In the 50s one of the biggest problems in the computer science was the lack of an easy interaction between the users and computers. In the most of the cases the only interaction with the home computer screen was by the keyboard.
Since the age of the textual OS (operating systems) ended and the age of the window OS began, the users needed a better user experience and an easy way to manage the windows on the screen. In 1963 Douglas Engelbart, a researcher and electronics engineer of the DARPA (Defense Advanced Research Project ), he applied for patenting an electronic device based on a wood cube and two perpendicular iron wheels. He got to patent the device together Bill English in 1970 and he named it MOUSE.

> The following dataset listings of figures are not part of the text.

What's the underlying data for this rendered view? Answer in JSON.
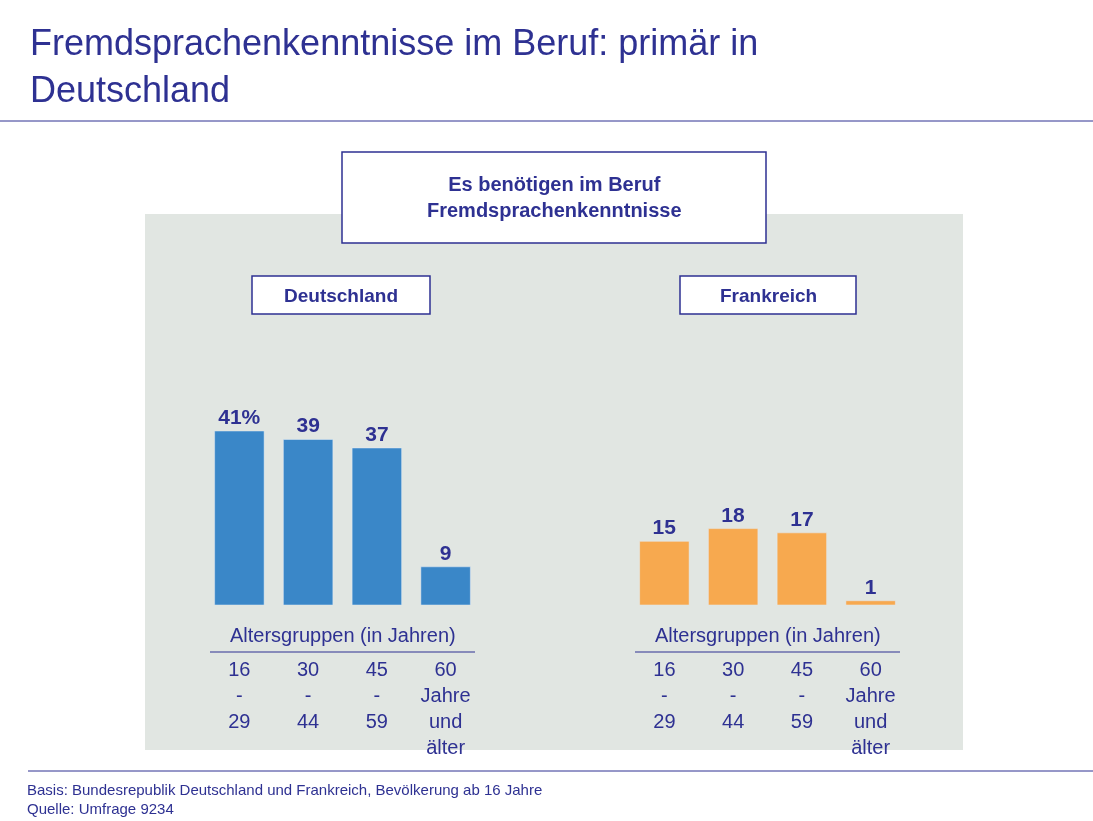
{
  "chart_data": [
    {
      "type": "bar",
      "title": "Fremdsprachenkenntnisse im Beruf: primär in Deutschland",
      "subtitle": "Es benötigen im Beruf Fremdsprachenkenntnisse",
      "annotations": [
        "Deutschland",
        "Basis: Bundesrepublik Deutschland und Frankreich, Bevölkerung ab 16 Jahre",
        "Quelle: Umfrage 9234"
      ],
      "xlabel": "Altersgruppen (in Jahren)",
      "categories": [
        "16\n-\n29",
        "30\n-\n44",
        "45\n-\n59",
        "60\nJahre\nund\nälter"
      ],
      "values": [
        41,
        39,
        37,
        9
      ],
      "value_labels": [
        "41%",
        "39",
        "37",
        "9"
      ],
      "color": "#3a87c8"
    },
    {
      "type": "bar",
      "title": "Frankreich",
      "xlabel": "Altersgruppen (in Jahren)",
      "categories": [
        "16\n-\n29",
        "30\n-\n44",
        "45\n-\n59",
        "60\nJahre\nund\nälter"
      ],
      "values": [
        15,
        18,
        17,
        1
      ],
      "value_labels": [
        "15",
        "18",
        "17",
        "1"
      ],
      "color": "#f7a94f"
    }
  ]
}
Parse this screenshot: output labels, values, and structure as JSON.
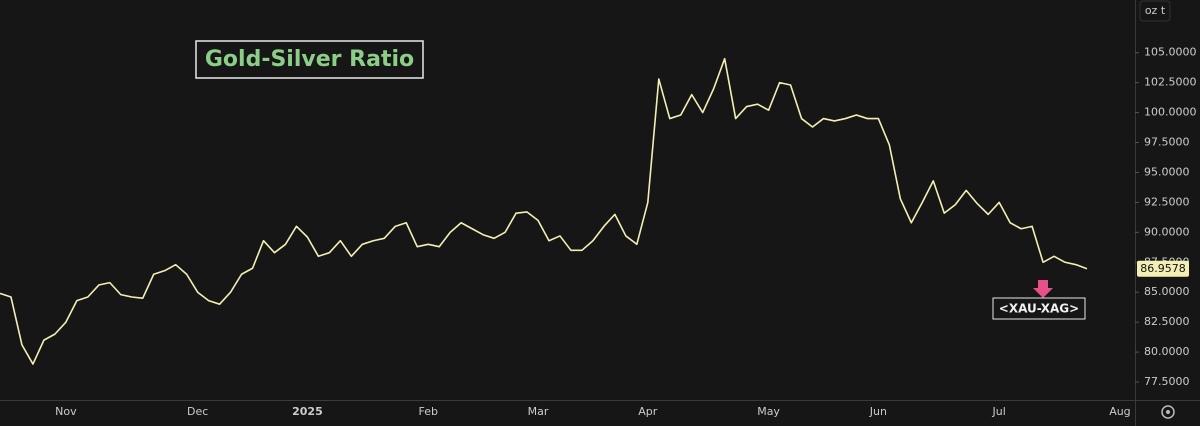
{
  "chart_data": {
    "type": "line",
    "title": "Gold-Silver Ratio",
    "symbol_label": "<XAU-XAG>",
    "unit": "oz t",
    "color": "#f3efb4",
    "categories": [
      null,
      null,
      null,
      null,
      null,
      null,
      "Nov",
      null,
      null,
      null,
      null,
      null,
      null,
      null,
      null,
      null,
      null,
      null,
      "Dec",
      null,
      null,
      null,
      null,
      null,
      null,
      null,
      null,
      null,
      "2025",
      null,
      null,
      null,
      null,
      null,
      null,
      null,
      null,
      null,
      null,
      "Feb",
      null,
      null,
      null,
      null,
      null,
      null,
      null,
      null,
      null,
      "Mar",
      null,
      null,
      null,
      null,
      null,
      null,
      null,
      null,
      null,
      "Apr",
      null,
      null,
      null,
      null,
      null,
      null,
      null,
      null,
      null,
      null,
      "May",
      null,
      null,
      null,
      null,
      null,
      null,
      null,
      null,
      null,
      "Jun",
      null,
      null,
      null,
      null,
      null,
      null,
      null,
      null,
      null,
      null,
      "Jul",
      null,
      null,
      null,
      null,
      null,
      null,
      null,
      null,
      null,
      null,
      "Aug"
    ],
    "values": [
      84.9,
      84.6,
      80.6,
      79.0,
      81.0,
      81.5,
      82.5,
      84.3,
      84.6,
      85.6,
      85.8,
      84.8,
      84.6,
      84.5,
      86.5,
      86.8,
      87.3,
      86.5,
      85.0,
      84.3,
      84.0,
      85.0,
      86.5,
      87.0,
      89.3,
      88.3,
      89.0,
      90.5,
      89.6,
      88.0,
      88.3,
      89.3,
      88.0,
      89.0,
      89.3,
      89.5,
      90.5,
      90.8,
      88.8,
      89.0,
      88.8,
      90.0,
      90.8,
      90.3,
      89.8,
      89.5,
      90.0,
      91.6,
      91.7,
      91.0,
      89.3,
      89.7,
      88.5,
      88.5,
      89.3,
      90.5,
      91.5,
      89.7,
      89.0,
      92.5,
      102.8,
      99.5,
      99.8,
      101.5,
      100.0,
      102.0,
      104.5,
      99.5,
      100.5,
      100.7,
      100.2,
      102.5,
      102.3,
      99.5,
      98.8,
      99.5,
      99.3,
      99.5,
      99.8,
      99.5,
      99.5,
      97.3,
      92.8,
      90.8,
      92.5,
      94.3,
      91.6,
      92.3,
      93.5,
      92.4,
      91.5,
      92.5,
      90.8,
      90.3,
      90.5,
      87.5,
      88.0,
      87.5,
      87.3,
      86.9578,
      null,
      null,
      null
    ],
    "ylim": [
      76,
      109.4
    ],
    "yticks": [
      {
        "value": 77.5,
        "label": "77.5000"
      },
      {
        "value": 80,
        "label": "80.0000"
      },
      {
        "value": 82.5,
        "label": "82.5000"
      },
      {
        "value": 85,
        "label": "85.0000"
      },
      {
        "value": 87.5,
        "label": "87.5000"
      },
      {
        "value": 90,
        "label": "90.0000"
      },
      {
        "value": 92.5,
        "label": "92.5000"
      },
      {
        "value": 95,
        "label": "95.0000"
      },
      {
        "value": 97.5,
        "label": "97.5000"
      },
      {
        "value": 100,
        "label": "100.0000"
      },
      {
        "value": 102.5,
        "label": "102.5000"
      },
      {
        "value": 105,
        "label": "105.0000"
      }
    ],
    "grid": false
  }
}
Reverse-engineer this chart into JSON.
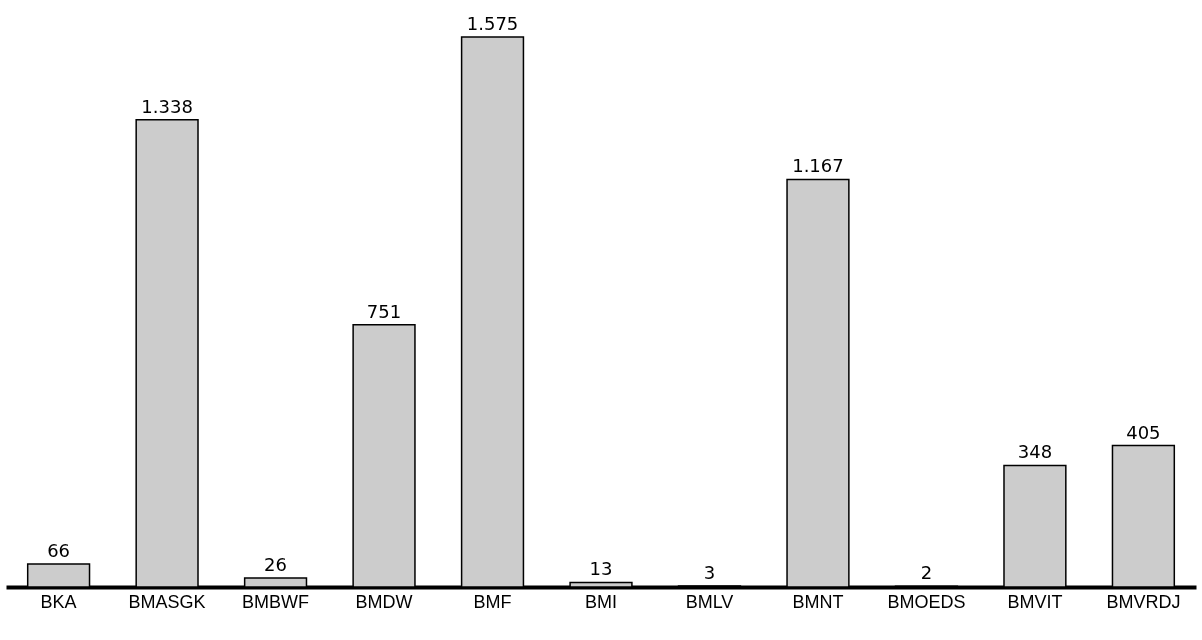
{
  "chart_data": {
    "type": "bar",
    "categories": [
      "BKA",
      "BMASGK",
      "BMBWF",
      "BMDW",
      "BMF",
      "BMI",
      "BMLV",
      "BMNT",
      "BMOEDS",
      "BMVIT",
      "BMVRDJ"
    ],
    "values": [
      66,
      1338,
      26,
      751,
      1575,
      13,
      3,
      1167,
      2,
      348,
      405
    ],
    "value_labels": [
      "66",
      "1.338",
      "26",
      "751",
      "1.575",
      "13",
      "3",
      "1.167",
      "2",
      "348",
      "405"
    ],
    "color": "#cccccc",
    "grid": false,
    "tick_labels": "x"
  }
}
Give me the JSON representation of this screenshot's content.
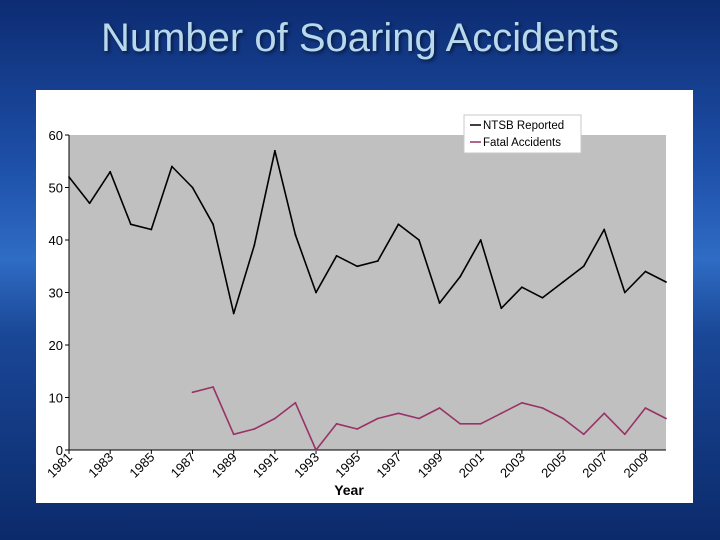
{
  "slide": {
    "title": "Number of Soaring Accidents"
  },
  "chart_data": {
    "type": "line",
    "xlabel": "Year",
    "ylabel": "",
    "ylim": [
      0,
      60
    ],
    "yticks": [
      0,
      10,
      20,
      30,
      40,
      50,
      60
    ],
    "xlim": [
      1981,
      2010
    ],
    "xticks": [
      1981,
      1983,
      1985,
      1987,
      1989,
      1991,
      1993,
      1995,
      1997,
      1999,
      2001,
      2003,
      2005,
      2007,
      2009
    ],
    "grid": false,
    "legend_position": "top-right",
    "plot_background": "#c0c0c0",
    "series": [
      {
        "name": "NTSB Reported",
        "color": "#000000",
        "points": [
          [
            1981,
            52
          ],
          [
            1982,
            47
          ],
          [
            1983,
            53
          ],
          [
            1984,
            43
          ],
          [
            1985,
            42
          ],
          [
            1986,
            54
          ],
          [
            1987,
            50
          ],
          [
            1988,
            43
          ],
          [
            1989,
            26
          ],
          [
            1990,
            39
          ],
          [
            1991,
            57
          ],
          [
            1992,
            41
          ],
          [
            1993,
            30
          ],
          [
            1994,
            37
          ],
          [
            1995,
            35
          ],
          [
            1996,
            36
          ],
          [
            1997,
            43
          ],
          [
            1998,
            40
          ],
          [
            1999,
            28
          ],
          [
            2000,
            33
          ],
          [
            2001,
            40
          ],
          [
            2002,
            27
          ],
          [
            2003,
            31
          ],
          [
            2004,
            29
          ],
          [
            2005,
            32
          ],
          [
            2006,
            35
          ],
          [
            2007,
            42
          ],
          [
            2008,
            30
          ],
          [
            2009,
            34
          ],
          [
            2010,
            32
          ]
        ]
      },
      {
        "name": "Fatal Accidents",
        "color": "#993366",
        "points": [
          [
            1987,
            11
          ],
          [
            1988,
            12
          ],
          [
            1989,
            3
          ],
          [
            1990,
            4
          ],
          [
            1991,
            6
          ],
          [
            1992,
            9
          ],
          [
            1993,
            0
          ],
          [
            1994,
            5
          ],
          [
            1995,
            4
          ],
          [
            1996,
            6
          ],
          [
            1997,
            7
          ],
          [
            1998,
            6
          ],
          [
            1999,
            8
          ],
          [
            2000,
            5
          ],
          [
            2001,
            5
          ],
          [
            2002,
            7
          ],
          [
            2003,
            9
          ],
          [
            2004,
            8
          ],
          [
            2005,
            6
          ],
          [
            2006,
            3
          ],
          [
            2007,
            7
          ],
          [
            2008,
            3
          ],
          [
            2009,
            8
          ],
          [
            2010,
            6
          ]
        ]
      }
    ]
  }
}
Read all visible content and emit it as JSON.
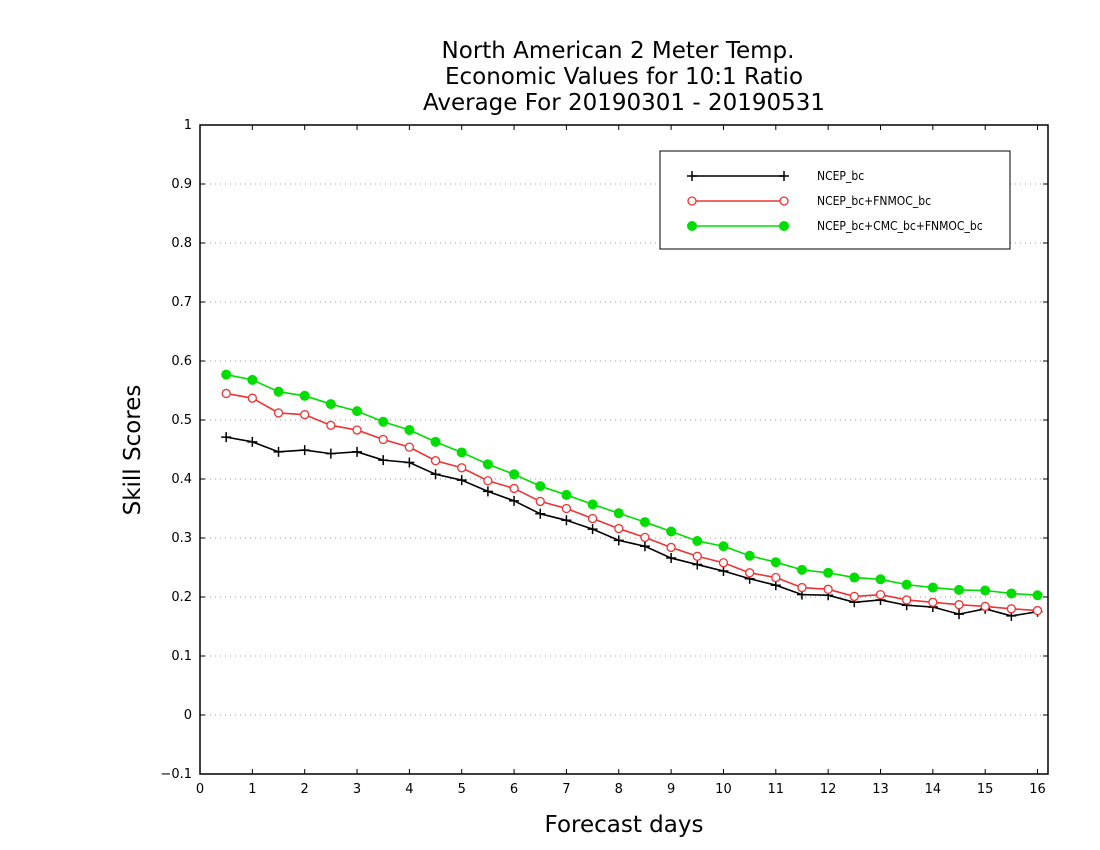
{
  "chart_data": {
    "type": "line",
    "title": [
      "North American 2 Meter Temp.",
      "Economic Values for 10:1 Ratio",
      "Average For 20190301 - 20190531"
    ],
    "xlabel": "Forecast days",
    "ylabel": "Skill Scores",
    "xlim": [
      0,
      16.2
    ],
    "ylim": [
      -0.1,
      1
    ],
    "xticks": [
      0,
      1,
      2,
      3,
      4,
      5,
      6,
      7,
      8,
      9,
      10,
      11,
      12,
      13,
      14,
      15,
      16
    ],
    "yticks": [
      -0.1,
      0,
      0.1,
      0.2,
      0.3,
      0.4,
      0.5,
      0.6,
      0.7,
      0.8,
      0.9,
      1
    ],
    "grid": true,
    "legend_position": "top-right",
    "x": [
      0.5,
      1,
      1.5,
      2,
      2.5,
      3,
      3.5,
      4,
      4.5,
      5,
      5.5,
      6,
      6.5,
      7,
      7.5,
      8,
      8.5,
      9,
      9.5,
      10,
      10.5,
      11,
      11.5,
      12,
      12.5,
      13,
      13.5,
      14,
      14.5,
      15,
      15.5,
      16
    ],
    "series": [
      {
        "name": "NCEP_bc",
        "color": "#000000",
        "marker": "plus",
        "values": [
          0.471,
          0.463,
          0.446,
          0.449,
          0.443,
          0.446,
          0.432,
          0.428,
          0.408,
          0.398,
          0.379,
          0.363,
          0.341,
          0.33,
          0.315,
          0.296,
          0.286,
          0.266,
          0.255,
          0.244,
          0.231,
          0.22,
          0.204,
          0.203,
          0.191,
          0.195,
          0.186,
          0.183,
          0.171,
          0.18,
          0.168,
          0.175
        ]
      },
      {
        "name": "NCEP_bc+FNMOC_bc",
        "color": "#ee3333",
        "marker": "open-circle",
        "values": [
          0.545,
          0.537,
          0.512,
          0.509,
          0.491,
          0.483,
          0.467,
          0.454,
          0.431,
          0.419,
          0.397,
          0.384,
          0.362,
          0.35,
          0.333,
          0.316,
          0.301,
          0.284,
          0.269,
          0.258,
          0.241,
          0.233,
          0.216,
          0.213,
          0.201,
          0.204,
          0.195,
          0.191,
          0.187,
          0.184,
          0.18,
          0.177
        ]
      },
      {
        "name": "NCEP_bc+CMC_bc+FNMOC_bc",
        "color": "#00dd00",
        "marker": "filled-circle",
        "values": [
          0.577,
          0.568,
          0.548,
          0.541,
          0.527,
          0.515,
          0.497,
          0.483,
          0.463,
          0.445,
          0.425,
          0.408,
          0.388,
          0.373,
          0.357,
          0.342,
          0.327,
          0.311,
          0.295,
          0.286,
          0.27,
          0.259,
          0.246,
          0.241,
          0.233,
          0.23,
          0.221,
          0.216,
          0.212,
          0.211,
          0.206,
          0.203
        ]
      }
    ]
  }
}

The first example of MOUSE, the TRACKBALL (a sphere which measured the movements and sent them to a pointer), was a project of the Canadian Navy, but the device had never been patented because the military confidentiality. The MOUSE with a TRACKBALL was instead a project of the German company Telefunken but Engelbart had already applied for patenting his device before the Telefunken’s product was exhibited to the public. The first computer which used the MOUSE was the Xerox Alto, but the first man which foresaw the MOUSE’s potentiality in an OS with User Interface was Steve Jobs with the Apple Lisa and Macintosh. In the last years of 80s Engelbart founded the Doug Engelbart institute as an office of the SRI international in the University of Stanford where he studied. In 2000s the USA president Bill Clinton gave him the National Medal of Technology, the most important acknowledgement in the USA.